Both Spalletti’s canvases and his installations are “paintings in depth”; they share a visual rhythm simultaneously peaceful and tonic. Just as Cielo celeste (Celestial sky), 1982, and Collina sopra Capelle (Hill above Cappelle), 1983, are like spaces for contemplation, so the Rome show in 1979 had an aura of open landscape, the powdered-azure column harmoniously tying air to earth like a soft tornado, its tint seeming to melt into an atmosphere rather than asserting a dramatic dialogue between the vertical and the horizontal lines of the room. At times, Spalletti’s objects become ethereal—Pietra di rosso cinabro (Stone painted red cinnabar), 1981, and Disco (Disk), 1981, seem to fly within empty space. Their antigravitational quality depends on their color, which liberates their forms from constraint. The artifice in art has been dissolved in these works—nothing is added to or subtracted from the natural richness and expressiveness of the pigment. Rather, color is proposed in its magmatic essence, in a realm of its own neither heavenly nor of the earth. The observer senses a deep significance in the mysterious and elegant simplicity of Spalletti’s works. These are fragments of sacred sites in a cosmos which never sees the extremes of either summer or winter, let alone the passing of artistic seasons and trends. As in the 15th-century Japanese Buddhist temples of Tofuku-ji and Ryoan-ji, in Kyoto, their underlying hypothesis is to use the material as a way of organizing the immaterial, to intensify the void to the point where it becomes perceptible and present.
Born of essential conjunctions of colors and forms, of volumes and ancient landscapes, Spalletti’s art seems to emerge from a liquid world contained only by eternity. These fields of azure, red, pink, and gray create lakes of serenity from which arise sacred stones and venerated objects of utility. Here we face not the cold industrial intelligence of the Minimalist tradition (though the work is based, like Minimalism, on visual economy and reduction of detail), but a force evoking the gravity and quiet intensity of ancient colors. Spalletti’s sculptures and paintings are ritual signs. Where today’s casual expressive figuration, were it an aural art, would sound like convulsive cries and chatter, Spalletti’s work uses silence to convey the enigma of color. That enigma must remain unresolved, since, as Marguerite Yourcenar has written, “color is the expression of a hidden virtue”.

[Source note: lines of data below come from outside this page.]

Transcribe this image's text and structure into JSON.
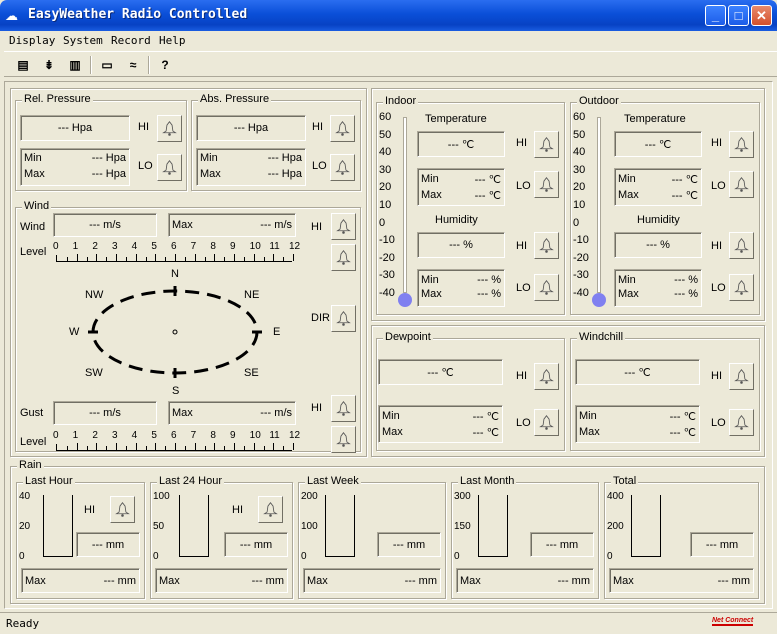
{
  "window": {
    "title": "EasyWeather Radio Controlled",
    "min": "_",
    "max": "□",
    "close": "✕"
  },
  "menu": [
    "Display",
    "System",
    "Record",
    "Help"
  ],
  "pressure": {
    "rel_label": "Rel. Pressure",
    "abs_label": "Abs. Pressure",
    "value": "--- Hpa",
    "min_label": "Min",
    "max_label": "Max",
    "hi": "HI",
    "lo": "LO"
  },
  "wind": {
    "label": "Wind",
    "wind_label": "Wind",
    "value": "--- m/s",
    "max_label": "Max",
    "level_label": "Level",
    "gust_label": "Gust",
    "hi": "HI",
    "dir": "DIR",
    "levels": [
      "0",
      "1",
      "2",
      "3",
      "4",
      "5",
      "6",
      "7",
      "8",
      "9",
      "10",
      "11",
      "12"
    ],
    "compass": {
      "n": "N",
      "ne": "NE",
      "e": "E",
      "se": "SE",
      "s": "S",
      "sw": "SW",
      "w": "W",
      "nw": "NW"
    }
  },
  "indoor": {
    "label": "Indoor",
    "temp_label": "Temperature",
    "temp_value": "--- ℃",
    "hum_label": "Humidity",
    "hum_value": "--- %",
    "min_label": "Min",
    "max_label": "Max",
    "hi": "HI",
    "lo": "LO",
    "scale": [
      "60",
      "50",
      "40",
      "30",
      "20",
      "10",
      "0",
      "-10",
      "-20",
      "-30",
      "-40"
    ]
  },
  "outdoor": {
    "label": "Outdoor",
    "temp_label": "Temperature",
    "temp_value": "--- ℃",
    "hum_label": "Humidity",
    "hum_value": "--- %",
    "min_label": "Min",
    "max_label": "Max",
    "hi": "HI",
    "lo": "LO",
    "scale": [
      "60",
      "50",
      "40",
      "30",
      "20",
      "10",
      "0",
      "-10",
      "-20",
      "-30",
      "-40"
    ]
  },
  "dewpoint": {
    "label": "Dewpoint",
    "value": "--- ℃",
    "min_label": "Min",
    "max_label": "Max",
    "hi": "HI",
    "lo": "LO"
  },
  "windchill": {
    "label": "Windchill",
    "value": "--- ℃",
    "min_label": "Min",
    "max_label": "Max",
    "hi": "HI",
    "lo": "LO"
  },
  "rain": {
    "label": "Rain",
    "value": "--- mm",
    "max_label": "Max",
    "hi": "HI",
    "panels": [
      {
        "label": "Last Hour",
        "scale": [
          "40",
          "20",
          "0"
        ]
      },
      {
        "label": "Last 24 Hour",
        "scale": [
          "100",
          "50",
          "0"
        ]
      },
      {
        "label": "Last Week",
        "scale": [
          "200",
          "100",
          "0"
        ]
      },
      {
        "label": "Last Month",
        "scale": [
          "300",
          "150",
          "0"
        ]
      },
      {
        "label": "Total",
        "scale": [
          "400",
          "200",
          "0"
        ]
      }
    ]
  },
  "status": {
    "text": "Ready",
    "logo": "Net Connect"
  },
  "colors": {
    "titlebar": "#0a4fd8",
    "face": "#ece9d8",
    "bulb": "#8080f0"
  }
}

Originally published in English, G. Celant, “Ettore Spalletti’s Archipelago of color”, Artforum, XXV, n. 2, 1986, New York, pp. 90–92.
Published in Italian for the first time in G. Celant, Arte dall’Italia, Feltrinelli, Milan, 1988, pp. 241–244. The original text was slightly modified by the author on the occasion of its republication for the catalogue G. Celant, Ettore Spalletti, Edizioni Bianca, 2015.